In a post-apocalyptic U.S., now called Panem, the merciless Capitol rules the twelve Districts. The Capitol gets all the good food, all the advanced technology, all the comforts; all most District people get is work and hunger. To remind the Districts who’s in charge, every year the Capitol forces each District to choose at random a boy and a girl as tributes. The twenty-four lucky kids are contestants in the Hunger Games: a fight to the death, broadcast throughout Panem as the ultimate reality show entertainment.
Catching Fire – SPOILERS for Hunger Games, of course (and you don’t want to be spoiled)
Why do they go back to the Games?
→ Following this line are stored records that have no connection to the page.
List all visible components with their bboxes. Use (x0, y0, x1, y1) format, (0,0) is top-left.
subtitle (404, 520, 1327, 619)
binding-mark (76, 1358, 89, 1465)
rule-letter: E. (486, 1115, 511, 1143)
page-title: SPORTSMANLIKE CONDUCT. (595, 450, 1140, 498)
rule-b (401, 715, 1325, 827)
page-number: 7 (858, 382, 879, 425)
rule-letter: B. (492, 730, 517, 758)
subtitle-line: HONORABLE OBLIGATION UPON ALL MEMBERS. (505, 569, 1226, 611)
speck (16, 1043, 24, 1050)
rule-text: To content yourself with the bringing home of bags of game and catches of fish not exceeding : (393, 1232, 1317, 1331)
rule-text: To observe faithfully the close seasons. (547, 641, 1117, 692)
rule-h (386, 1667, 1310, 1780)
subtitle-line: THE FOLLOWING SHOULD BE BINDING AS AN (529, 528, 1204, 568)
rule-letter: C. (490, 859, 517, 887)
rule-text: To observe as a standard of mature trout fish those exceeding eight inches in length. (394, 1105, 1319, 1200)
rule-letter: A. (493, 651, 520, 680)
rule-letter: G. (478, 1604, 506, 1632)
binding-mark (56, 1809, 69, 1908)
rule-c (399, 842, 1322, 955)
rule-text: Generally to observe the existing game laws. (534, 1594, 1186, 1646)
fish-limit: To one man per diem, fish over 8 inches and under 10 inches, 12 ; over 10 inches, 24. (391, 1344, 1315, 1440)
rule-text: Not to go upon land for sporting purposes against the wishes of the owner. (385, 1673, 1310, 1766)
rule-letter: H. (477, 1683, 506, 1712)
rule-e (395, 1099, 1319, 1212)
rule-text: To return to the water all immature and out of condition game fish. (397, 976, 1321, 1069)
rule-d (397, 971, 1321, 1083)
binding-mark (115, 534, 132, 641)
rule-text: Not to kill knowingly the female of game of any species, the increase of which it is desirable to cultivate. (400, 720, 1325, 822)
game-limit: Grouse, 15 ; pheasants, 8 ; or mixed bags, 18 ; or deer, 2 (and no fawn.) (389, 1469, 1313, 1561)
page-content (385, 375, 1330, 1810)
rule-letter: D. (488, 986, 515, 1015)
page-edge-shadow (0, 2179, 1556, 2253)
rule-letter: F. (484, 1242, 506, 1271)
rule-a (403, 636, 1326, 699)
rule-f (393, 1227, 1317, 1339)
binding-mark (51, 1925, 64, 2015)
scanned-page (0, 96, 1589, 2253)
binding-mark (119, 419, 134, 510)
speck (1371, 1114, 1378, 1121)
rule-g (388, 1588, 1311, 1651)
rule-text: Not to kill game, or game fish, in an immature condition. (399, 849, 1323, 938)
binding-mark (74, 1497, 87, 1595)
At first I thought it was a lame choice — this is what the readers want, so back we go. The same reason you can’t have Harry without Hogwarts.
But I think it sets up a necessary parallel. In the 74th Games, each contestant is out for him or herself, and just trying to get home — until Katniss and Peeta subvert that by becoming the first pair of victors. In the 75th Games, the contestants from a number of Districts work together, and people from the Capitol are helping as part of the underground resistance. The Games are a microcosm of what’s going on in Panem at large. The Games are what the book is about, so that’s how we have to see the change in the world, and the beginning of the rebellion that presumably we’ll follow in book 3.
I love, by the way, seeing a rebellion built over such a period of time in YA SF. Usually these rebellions feel wrapped up too quickly — ta da, the world is changed, thanks to some scrappy kids with good luck! Now I want to re-read the Uglies series, which I remember as having a similar slow progress of the rebellion, with a similar broad-scale feel implying heroes we don’t know in cities we never see.